I remind you that a woman and two men have been murdered!
Stay in your chair!”
Dudley Frost actually subsided.
It may have been partly on account of my automatic which I had got from the drawer and now held in my hand resting on my knee.
The sight of a loaded gun out in the open always has an effect on a guy, no matter who he is.
I observed that Cramer had shoved his chair back a few inches and was looking even warier than before, with a scowl on his brow.
Wolfe said,
“This, of course, is melodrama.
All murder is melodrama, because the real tragedy is not death but the condition which induces it.
However.” He leaned back in his chair and aimed his half-closed eyes at our client. “I wish to address myself, Miss Frost, primarily to you.
Partly through professional vanity. I wish to demonstrate to you that engaging the services of a good detective means much more than hiring someone to pry up floorboards and dig up flower beds trying to find a red box.
I wish to show you that before I ever saw this box or its contents, I knew the central facts of this case; I knew who had killed Mr. McNair, and why.
I am going to shock you, but I can't help that.”
He sighed.
“I shall be brief. First of all, I shall no longer call you Miss Frost, but Miss McNair.
Your name is Glenna McNair, and you were born on April 2nd, 1915.”
I got a glimpse of the others from the corner of my eye, enough to see Helen sitting rigid and Lew starting from his chair and Dudley staring with his mouth open, but my chief interest was Mrs. Frost.
She looked paler than she had when she came in, but she didn't bat an eye.
Of course the display of the red box had prepared her for it.
She spoke, cutting through a couple of male ejaculations, cool and curt:
“Mr. Wolfe. I think my brother-in-law is right.
This sort of nonsense makes it a case for lawyers.”
Wolfe matched her tone:
“I think not, Mrs. Frost.
If so, there will be plenty of time for them. For the present, you will stay in that chair until the nonsense is finished.”
Helen Frost said in a dry even tone,
“But then Uncle Boyd was my father. He was my father. All the time. How? Tell me how?”

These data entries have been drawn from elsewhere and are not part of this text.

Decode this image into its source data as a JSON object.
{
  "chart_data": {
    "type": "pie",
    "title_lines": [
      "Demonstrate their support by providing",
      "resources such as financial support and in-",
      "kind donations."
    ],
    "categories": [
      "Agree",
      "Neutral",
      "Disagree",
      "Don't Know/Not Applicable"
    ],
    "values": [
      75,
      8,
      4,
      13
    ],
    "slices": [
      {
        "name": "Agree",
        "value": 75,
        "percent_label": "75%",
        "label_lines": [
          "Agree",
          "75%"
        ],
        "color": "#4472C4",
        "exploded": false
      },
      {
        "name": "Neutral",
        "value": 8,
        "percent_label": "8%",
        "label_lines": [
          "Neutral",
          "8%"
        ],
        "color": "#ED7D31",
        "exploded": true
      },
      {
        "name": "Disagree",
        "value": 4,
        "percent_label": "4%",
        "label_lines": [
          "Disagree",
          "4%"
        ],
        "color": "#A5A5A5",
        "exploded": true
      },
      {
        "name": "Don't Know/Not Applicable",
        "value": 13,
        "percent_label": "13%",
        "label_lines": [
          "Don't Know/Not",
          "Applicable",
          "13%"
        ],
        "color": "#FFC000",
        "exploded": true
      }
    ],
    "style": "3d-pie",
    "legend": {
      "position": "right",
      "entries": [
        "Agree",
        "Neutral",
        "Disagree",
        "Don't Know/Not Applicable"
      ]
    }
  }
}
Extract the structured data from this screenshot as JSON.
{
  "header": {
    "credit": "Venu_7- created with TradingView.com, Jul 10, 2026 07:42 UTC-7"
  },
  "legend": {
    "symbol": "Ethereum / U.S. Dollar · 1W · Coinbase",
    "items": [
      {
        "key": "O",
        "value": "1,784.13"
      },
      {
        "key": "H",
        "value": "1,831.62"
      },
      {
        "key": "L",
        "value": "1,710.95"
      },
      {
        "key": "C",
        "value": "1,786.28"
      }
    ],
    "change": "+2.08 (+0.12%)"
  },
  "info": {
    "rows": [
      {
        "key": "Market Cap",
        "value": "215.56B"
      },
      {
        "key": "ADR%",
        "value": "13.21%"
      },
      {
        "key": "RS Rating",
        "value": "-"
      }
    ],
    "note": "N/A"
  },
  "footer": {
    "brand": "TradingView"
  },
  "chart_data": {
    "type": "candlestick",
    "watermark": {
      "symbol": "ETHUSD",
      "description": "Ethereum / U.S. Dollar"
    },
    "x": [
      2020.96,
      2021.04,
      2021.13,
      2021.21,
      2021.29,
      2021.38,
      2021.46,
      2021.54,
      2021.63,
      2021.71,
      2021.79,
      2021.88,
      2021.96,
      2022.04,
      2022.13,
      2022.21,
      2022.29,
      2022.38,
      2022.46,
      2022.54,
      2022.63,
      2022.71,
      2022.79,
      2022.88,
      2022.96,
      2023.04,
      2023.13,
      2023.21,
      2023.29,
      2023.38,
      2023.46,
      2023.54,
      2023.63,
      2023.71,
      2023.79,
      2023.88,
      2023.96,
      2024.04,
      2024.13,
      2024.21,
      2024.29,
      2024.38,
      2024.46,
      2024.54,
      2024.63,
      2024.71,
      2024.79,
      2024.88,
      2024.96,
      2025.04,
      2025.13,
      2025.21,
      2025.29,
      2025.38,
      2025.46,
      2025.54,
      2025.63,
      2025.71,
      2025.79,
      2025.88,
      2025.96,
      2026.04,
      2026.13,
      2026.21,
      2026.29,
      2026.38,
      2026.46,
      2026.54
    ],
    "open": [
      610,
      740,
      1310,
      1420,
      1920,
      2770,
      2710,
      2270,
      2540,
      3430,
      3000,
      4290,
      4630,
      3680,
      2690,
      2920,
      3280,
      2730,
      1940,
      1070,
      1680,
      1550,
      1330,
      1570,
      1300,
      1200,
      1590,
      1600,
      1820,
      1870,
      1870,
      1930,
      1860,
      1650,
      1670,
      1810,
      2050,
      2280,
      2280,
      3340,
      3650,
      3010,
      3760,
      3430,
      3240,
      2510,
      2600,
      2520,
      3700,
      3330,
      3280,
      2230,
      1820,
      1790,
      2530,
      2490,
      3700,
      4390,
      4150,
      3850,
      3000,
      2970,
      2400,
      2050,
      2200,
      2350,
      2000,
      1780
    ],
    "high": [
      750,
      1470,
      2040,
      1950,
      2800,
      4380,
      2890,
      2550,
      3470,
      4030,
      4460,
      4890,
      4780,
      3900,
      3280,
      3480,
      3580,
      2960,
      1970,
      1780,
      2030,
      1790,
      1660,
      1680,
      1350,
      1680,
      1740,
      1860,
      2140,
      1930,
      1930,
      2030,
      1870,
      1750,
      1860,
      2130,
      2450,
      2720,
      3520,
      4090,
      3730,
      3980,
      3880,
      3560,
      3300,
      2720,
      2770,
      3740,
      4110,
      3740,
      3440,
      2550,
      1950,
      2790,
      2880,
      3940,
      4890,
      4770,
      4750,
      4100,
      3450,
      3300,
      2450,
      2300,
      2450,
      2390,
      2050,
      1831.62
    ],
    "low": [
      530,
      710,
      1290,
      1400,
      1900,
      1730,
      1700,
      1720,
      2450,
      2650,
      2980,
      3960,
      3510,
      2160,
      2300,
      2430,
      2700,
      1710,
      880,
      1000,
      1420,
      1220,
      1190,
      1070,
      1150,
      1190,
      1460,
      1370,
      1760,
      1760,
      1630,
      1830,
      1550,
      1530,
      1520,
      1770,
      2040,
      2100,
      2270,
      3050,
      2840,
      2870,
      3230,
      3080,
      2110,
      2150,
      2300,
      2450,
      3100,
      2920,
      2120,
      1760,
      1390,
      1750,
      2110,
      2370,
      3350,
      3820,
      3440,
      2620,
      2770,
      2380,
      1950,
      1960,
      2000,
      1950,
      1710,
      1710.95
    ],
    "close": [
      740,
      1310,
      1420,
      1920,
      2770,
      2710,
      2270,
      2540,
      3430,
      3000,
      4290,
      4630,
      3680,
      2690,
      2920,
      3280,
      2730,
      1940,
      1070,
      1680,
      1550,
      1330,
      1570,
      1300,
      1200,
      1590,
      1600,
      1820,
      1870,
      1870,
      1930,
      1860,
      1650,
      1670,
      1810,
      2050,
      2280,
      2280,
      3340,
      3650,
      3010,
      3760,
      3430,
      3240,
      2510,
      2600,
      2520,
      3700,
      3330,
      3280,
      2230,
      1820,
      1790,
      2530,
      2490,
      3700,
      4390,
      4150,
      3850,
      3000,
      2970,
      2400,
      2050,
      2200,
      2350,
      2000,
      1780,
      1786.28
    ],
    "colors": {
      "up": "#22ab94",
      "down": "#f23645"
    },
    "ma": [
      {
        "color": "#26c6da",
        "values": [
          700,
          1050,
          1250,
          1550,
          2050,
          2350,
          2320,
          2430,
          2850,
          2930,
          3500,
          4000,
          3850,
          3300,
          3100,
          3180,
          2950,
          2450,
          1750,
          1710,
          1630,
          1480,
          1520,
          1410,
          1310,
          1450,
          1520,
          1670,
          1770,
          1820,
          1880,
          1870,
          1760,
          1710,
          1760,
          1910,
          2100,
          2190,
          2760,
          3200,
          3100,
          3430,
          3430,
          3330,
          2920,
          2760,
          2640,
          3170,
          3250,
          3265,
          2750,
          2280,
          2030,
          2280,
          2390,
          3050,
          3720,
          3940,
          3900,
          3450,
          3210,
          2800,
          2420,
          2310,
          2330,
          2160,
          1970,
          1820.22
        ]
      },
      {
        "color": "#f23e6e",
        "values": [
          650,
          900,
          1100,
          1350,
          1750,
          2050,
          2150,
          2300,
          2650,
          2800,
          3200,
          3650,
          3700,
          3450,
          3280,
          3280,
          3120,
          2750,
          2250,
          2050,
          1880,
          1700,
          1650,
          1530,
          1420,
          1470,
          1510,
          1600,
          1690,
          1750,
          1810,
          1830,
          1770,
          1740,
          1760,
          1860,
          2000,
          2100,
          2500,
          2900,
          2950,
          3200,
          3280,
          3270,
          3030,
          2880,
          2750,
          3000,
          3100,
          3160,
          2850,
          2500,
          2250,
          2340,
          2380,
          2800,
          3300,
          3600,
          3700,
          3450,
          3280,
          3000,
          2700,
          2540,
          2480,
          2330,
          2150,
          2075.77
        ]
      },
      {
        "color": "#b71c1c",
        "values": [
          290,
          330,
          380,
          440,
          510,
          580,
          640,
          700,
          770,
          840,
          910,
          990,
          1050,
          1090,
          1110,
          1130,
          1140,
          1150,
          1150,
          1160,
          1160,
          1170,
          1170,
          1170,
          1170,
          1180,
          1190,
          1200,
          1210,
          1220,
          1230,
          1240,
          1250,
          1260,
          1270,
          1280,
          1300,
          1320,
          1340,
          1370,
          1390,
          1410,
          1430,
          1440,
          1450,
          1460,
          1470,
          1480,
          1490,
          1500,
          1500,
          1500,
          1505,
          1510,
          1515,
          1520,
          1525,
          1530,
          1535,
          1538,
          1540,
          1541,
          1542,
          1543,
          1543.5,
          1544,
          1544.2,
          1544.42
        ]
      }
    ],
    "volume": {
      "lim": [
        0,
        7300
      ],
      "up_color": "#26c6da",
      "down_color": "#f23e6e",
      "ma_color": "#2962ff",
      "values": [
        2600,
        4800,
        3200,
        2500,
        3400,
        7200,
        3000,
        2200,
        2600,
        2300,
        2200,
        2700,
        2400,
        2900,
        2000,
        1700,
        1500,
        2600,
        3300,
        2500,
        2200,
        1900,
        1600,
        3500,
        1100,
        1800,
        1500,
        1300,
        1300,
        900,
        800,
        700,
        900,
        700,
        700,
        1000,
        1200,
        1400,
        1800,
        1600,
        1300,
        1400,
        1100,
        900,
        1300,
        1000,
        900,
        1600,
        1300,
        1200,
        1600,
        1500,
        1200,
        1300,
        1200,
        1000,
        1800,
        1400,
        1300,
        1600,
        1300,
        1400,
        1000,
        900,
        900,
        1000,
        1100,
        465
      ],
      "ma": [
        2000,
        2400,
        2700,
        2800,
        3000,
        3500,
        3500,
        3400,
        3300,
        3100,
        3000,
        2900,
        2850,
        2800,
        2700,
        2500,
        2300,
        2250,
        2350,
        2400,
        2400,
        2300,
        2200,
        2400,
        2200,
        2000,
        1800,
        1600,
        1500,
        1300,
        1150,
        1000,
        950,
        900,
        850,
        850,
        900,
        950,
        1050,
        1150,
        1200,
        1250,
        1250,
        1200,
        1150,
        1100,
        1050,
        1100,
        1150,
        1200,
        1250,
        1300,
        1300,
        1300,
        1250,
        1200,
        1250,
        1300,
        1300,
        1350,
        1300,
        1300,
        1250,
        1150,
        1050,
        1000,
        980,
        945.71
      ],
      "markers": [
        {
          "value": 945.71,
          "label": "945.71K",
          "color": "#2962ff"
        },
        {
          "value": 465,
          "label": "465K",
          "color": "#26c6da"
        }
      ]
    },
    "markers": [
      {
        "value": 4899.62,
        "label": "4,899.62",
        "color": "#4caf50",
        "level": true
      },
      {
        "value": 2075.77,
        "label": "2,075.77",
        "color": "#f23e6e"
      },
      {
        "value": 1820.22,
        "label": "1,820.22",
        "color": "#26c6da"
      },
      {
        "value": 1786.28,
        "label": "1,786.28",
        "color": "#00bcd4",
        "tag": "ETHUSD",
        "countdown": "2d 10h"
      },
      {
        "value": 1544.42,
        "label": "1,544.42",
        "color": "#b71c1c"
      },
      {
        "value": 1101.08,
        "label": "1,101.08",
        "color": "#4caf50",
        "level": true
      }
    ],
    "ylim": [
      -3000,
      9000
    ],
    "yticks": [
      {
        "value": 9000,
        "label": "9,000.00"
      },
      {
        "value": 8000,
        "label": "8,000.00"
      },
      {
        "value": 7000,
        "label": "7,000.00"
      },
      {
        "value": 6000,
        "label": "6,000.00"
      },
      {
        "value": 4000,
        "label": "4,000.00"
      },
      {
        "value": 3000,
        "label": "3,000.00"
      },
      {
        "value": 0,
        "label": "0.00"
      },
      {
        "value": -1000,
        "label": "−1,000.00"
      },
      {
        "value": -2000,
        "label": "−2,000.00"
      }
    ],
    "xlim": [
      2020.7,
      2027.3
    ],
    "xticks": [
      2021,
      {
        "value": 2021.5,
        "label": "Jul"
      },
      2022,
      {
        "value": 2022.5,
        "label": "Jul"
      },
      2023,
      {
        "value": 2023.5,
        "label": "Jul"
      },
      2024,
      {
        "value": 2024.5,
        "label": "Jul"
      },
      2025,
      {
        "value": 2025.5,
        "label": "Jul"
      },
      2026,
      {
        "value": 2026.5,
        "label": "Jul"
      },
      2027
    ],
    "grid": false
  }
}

Lew was out of his chair, with a hand on her shoulder, staring at his Aunt Gallic.
Dudley was making sounds.
Wolfe said,
“Please. Sit down, Mr. Frost. Yes, Miss Mc- Nair, he was your father all the time. Mrs. Frost thinks that I did not learn that until this red box was found, but she is wrong.
I was first definitely convinced of it on Thursday morning, when you told me that in the event of your death before reaching twenty-one all of Edwin Frost's fortune would go to his brother and nephew.
When I considered that, in combination with other points that had presented themselves, the picture was complete.
Of course, the first thing that brought this possibility to my mind was the fact of Mr. McNair's unaccountable desire to have you wear diamonds.
What special virtue did a diamond have on you-since he seemed not otherwise fond of them?
Could it be this, that the diamond is the birthstone for April?
I noted that possibility.”
Llewellyn muttered,
“Good God. I said-I told McNair once-”
“Please, Mr. Frost.
Another little point: Mr. McNair told me Wednesday evening that his wife died, but not that his daughter did. He said he 'lost' his daughter. That of course is a common euphemism for death, but why had he not employed it for his wife also? A man may either be direct or euphemistic, but not often both in the same sentence. He said his parents died. Twice he said his wife died. But not his daughter; he said he lost her.”
Glenna McNair's lips were moving.
She muttered,
“But how?
How?
How did he lose me…”
“Yes, Miss McNair. Patience.
There were various other little points, things you told me about your father and yourself; I don't need to repeat them to you. Your dream about the orange, for instance.
A subconscious memory dream?
It must have been. I have told you enough, I hope, to show you that I did not need the red box to tell me who you are and who killed Mr. McNair and Mr. Gebert and why. Anyway, I shan't further coddle my vanity at your expense.